9.4.2.1 On completion of welding, the steel pipes and fabricated branch pieces are to be subjected to

stress relieving heat treatment in the following cases according to the requirements of Table 9.4.2.1:

(1) for Cr-Mo and Cr-Mo-V steels, where hot forming is carried out in the temperature range 850 ~ 1000℃;

(2) for carbon and carbon-manganese steels with tensile strength not greater than 410 N/mm2, after cold

forming;

(3) where the pipes are joined by arc welding.

Requirements of Stress Relieving Heat Treatment Table 9.4.2.1

Type of steel Thickness of thicker part (mm) Stress relief heat treatment temperature (℃)

C and C-Mn ≥ 15①③ 550 ~ 620

0.3Mo ≥ 15① 580 ~ 640

1Cr0.5Mo > 8 620 ~ 680

2.25CrMo and 0.5Cr0.5Mo0.25V Any② 650 ~ 720

Notes: ① When steels with specified Charpy V notch impact properties at low temperature are used, the thickness above

which postweld heat treatment is to be applied may be increased by special agreement with CCS.

② Heat treatment may be omitted for pipes having thickness ≤ 8 mm, diameter ≤ 100 mm and minimum service

temperature 450℃.

③ For C and C-Mn steels, stress relieving heat treatment may be omitted up to 30mm thickness by special agreement

with CCS.

9.4.2.2 The stress relieving heat treatment is to consist in heating the piping slowly and uniformly to a

temperature within the range indicated in the Table, soaking at this temperature for a suitable period, in

general one hour per 25 mm of thickness with one hour, cooling slowly and uniformly in the furnace to a

temperature not exceeding 400℃ and subsequently cooling in a still atmosphere.

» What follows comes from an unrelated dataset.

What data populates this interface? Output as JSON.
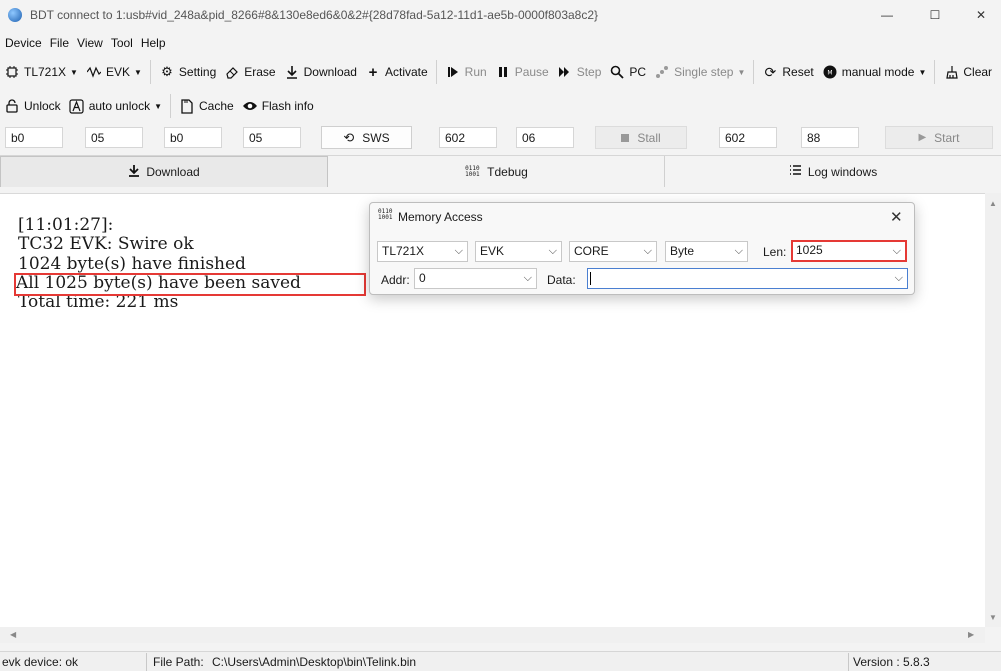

9.4.2.3 In any case, the heat treatment temperature is not to be greater than tT-20℃ where tT is the

temperature of the final tempering treatment of the material.

9.4.3 Other heat treatments

9.4.3.1 Steel pipes and fabricated branch pieces of all grades are to be subjected to a heat treatment of

normalizing or normalizing and tempering in the following cases according to the requirements of Table

9.4.3.1:

(1) when the hot forming is carried beyond the temperature range specified in 9.4.2.1(1);

(2) where the pipes are cold bent to a radius less than 4D (D being the external pipe diameter);

(3) where the oxy-acetylene welding procedure is employed.



40/40

Requirements of Heat Treatment for Different Types of Steel Table 9.4.3.1 Type of steel Heat treatment and temperature (℃)

C and C-Mn Normalizing 880 to 940

0.3Mo Normalizing 900 to 940

1Cr0.5Mo Normalizing 900 to 960

Tempering 640 to 720

2.25CrMo Normalizing 900 to 960


0.5Cr0.5Mo0.25V Normalizing 930 to 980


9.4.3.2 Copper and copper alloy pipes which have been hardened by cold bending are to be suitably heat

treated on completion of fabrication and prior to hydraulic testing. Copper pipes are to be annealed and

copper alloy pipes are to be either annealed or stress relief heat treated. Detailed requirements are to be

determined in accordance with the chemical composition.”